Senate Passes Budget Plan, Extending Bush Tax Breaks
Saturday, March 24, 2007
The Senate yesterday approved a $2.9 trillion budget blueprint that calls for raising the federal cigarette tax to pay for a massive expansion of the nation's health insurance program for children. It also authorizes big boosts in spending next year for public education and veterans' services.
The Democratic spending plan would extend some of President Bush's signature tax breaks for middle-class families past their 2010 expiration date, a modification pushed by moderate Democrats. It also promises to erase the federal deficit within five years, though Democratic leaders acknowledge that difficult decisions about tax policy still stand in the way of that goal.
"I don't assert that this is a perfect budget. If I had a totally free hand, I am certain it would be different," said the plan's chief author, Senate Budget Committee Chairman Kent Conrad (D-N.D.) "But at the end of the day . . . it is our obligation and our responsibility to put a budget in place to begin the difficult task of balancing the books while meeting the priority needs of our nation."
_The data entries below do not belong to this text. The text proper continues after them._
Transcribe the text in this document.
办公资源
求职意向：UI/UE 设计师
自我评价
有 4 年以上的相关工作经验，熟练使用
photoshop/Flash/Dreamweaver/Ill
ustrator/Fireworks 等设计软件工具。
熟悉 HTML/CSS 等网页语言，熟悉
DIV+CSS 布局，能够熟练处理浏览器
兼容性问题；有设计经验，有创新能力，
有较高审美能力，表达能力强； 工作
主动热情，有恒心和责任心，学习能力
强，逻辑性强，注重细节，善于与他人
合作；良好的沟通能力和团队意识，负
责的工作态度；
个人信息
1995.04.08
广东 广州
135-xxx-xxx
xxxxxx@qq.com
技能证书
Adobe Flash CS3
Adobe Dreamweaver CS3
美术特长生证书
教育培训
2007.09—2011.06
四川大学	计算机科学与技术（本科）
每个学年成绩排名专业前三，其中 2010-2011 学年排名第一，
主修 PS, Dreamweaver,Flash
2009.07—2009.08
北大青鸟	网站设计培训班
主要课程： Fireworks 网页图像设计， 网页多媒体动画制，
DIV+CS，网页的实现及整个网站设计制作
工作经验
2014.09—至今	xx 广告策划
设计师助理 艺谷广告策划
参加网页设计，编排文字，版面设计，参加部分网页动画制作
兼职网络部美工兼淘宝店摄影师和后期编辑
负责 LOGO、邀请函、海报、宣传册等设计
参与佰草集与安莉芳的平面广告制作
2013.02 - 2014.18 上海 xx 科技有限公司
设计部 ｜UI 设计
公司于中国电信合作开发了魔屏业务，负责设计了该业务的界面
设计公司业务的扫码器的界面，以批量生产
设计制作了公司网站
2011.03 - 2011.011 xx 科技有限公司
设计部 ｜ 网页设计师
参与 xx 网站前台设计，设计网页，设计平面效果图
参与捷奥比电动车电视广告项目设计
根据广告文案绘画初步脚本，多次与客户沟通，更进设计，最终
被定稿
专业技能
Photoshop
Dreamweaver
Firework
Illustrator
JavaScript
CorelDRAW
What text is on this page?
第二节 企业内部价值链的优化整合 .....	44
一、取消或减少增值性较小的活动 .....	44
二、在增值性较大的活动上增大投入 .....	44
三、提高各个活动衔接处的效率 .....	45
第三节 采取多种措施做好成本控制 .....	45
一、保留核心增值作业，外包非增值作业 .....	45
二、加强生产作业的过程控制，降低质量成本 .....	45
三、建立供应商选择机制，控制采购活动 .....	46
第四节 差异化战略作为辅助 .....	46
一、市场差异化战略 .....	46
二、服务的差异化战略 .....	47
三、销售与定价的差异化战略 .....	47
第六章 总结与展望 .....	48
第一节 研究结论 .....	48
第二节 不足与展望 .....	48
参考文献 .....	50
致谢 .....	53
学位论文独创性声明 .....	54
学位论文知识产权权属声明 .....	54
The two Maine Republicans, Olympia J. Snowe and Susan Collins, broke ranks to join Democrats and independent Joseph I. Lieberman (Conn.) in supporting the plan, which passed 52 to 47. A similar spending proposal is to be debated in the House next week.
A spokesman for Snowe said her support was motivated in part by the restoration of pay-as-you-go budget rules that prohibit new taxes and new spending from increasing the deficit, which stood at $248 billion last year. Those rules were allowed to expire at the beginning of the Bush administration, clearing the way for Republicans to push through more than $1 trillion in tax cuts that were not offset by spending cuts or tax increases.
Republicans, who lost control of Congress this year, argue that the rule all but guarantees big tax hikes as Democrats eventually permit most of the Bush tax cuts to expire and also look for revenue to replace the alternative minimum tax, which both Democrats and Republicans have vowed to overhaul or repeal.
"This bill is a classic Democratic tax-and-spend bill. That's all it is," said Sen. Judd Gregg of New Hampshire, the ranking Republican on the Budget Committee. "Bigger taxes, bigger spending, bigger debt, larger government, and as a practical matter it's not going to be a constructive event for us as a nation."
But strategists in both parties said Democrats will score political points for the 2008 election if they pass a spending plan that erases the deficit by 2012, and Democratic leaders in both chambers have made that a priority. The blueprint, which sets limits on spending and targets for revenue, does not have to be signed by the president, though the annual spending bills that implement that policy do require his signature.
Through four days of debate, Democrats beat back repeated attempts by Republicans to lock more tax cuts into the plan without specifying ways to cover the cost. Conrad won votes, sometimes close ones, on proposals to modify or repeal the estate tax and the alternative minimum tax and to exempt the Bush tax cuts from the pay-as-you-go rule. He condemned those proposals as "budget-busters."
On Wednesday, however, the Senate voted 97 to 1 for a measure by Sen. Max Baucus (D-Mont.) that would extend for two years some of the Bush tax cuts, including the expanded child tax credit, elimination of the marriage penalty and the new 10 percent tax bracket. To pay for that, Baucus calls for using surpluses that are only projections.
The yet-to-be-seen money also would cover about $15 billion of a proposed $50 billion expansion of children's health insurance, a sum that would increase funding for the program by 200 percent over the next five years. The rest of the cash would come from raising the nation's 39-cent-a-pack cigarette tax to as much as a $1. The Senate voted 59 to 40 yesterday in favor of that proposal, offered by Sen. Gordon Smith (R-Ore.), who called the vote "a victory for America's children."
The Senate plan contains $6 billion above Bush's request for public education and an extra $3.5 billion for veterans' services in the fiscal year that starts Oct. 1. All told, the Senate plan would increase spending on domestic programs by $18 billion, or 4 percent, over the president's request, and nearly 3 percent above current levels.
The blueprint rejects Bush's proposal to reduce the rate of growth in Medicare and Medicaid spending, which threaten to swamp the rest of the budget as the baby boom generation retires. Conrad said he and Gregg are working on a plan to bring lawmakers and administration officials together to work on a "bipartisan solution" to that problem.
Gregg nonetheless lamented that the blueprint "squanders the opportunity to address the fiscal tsunami" looming a few years down the road.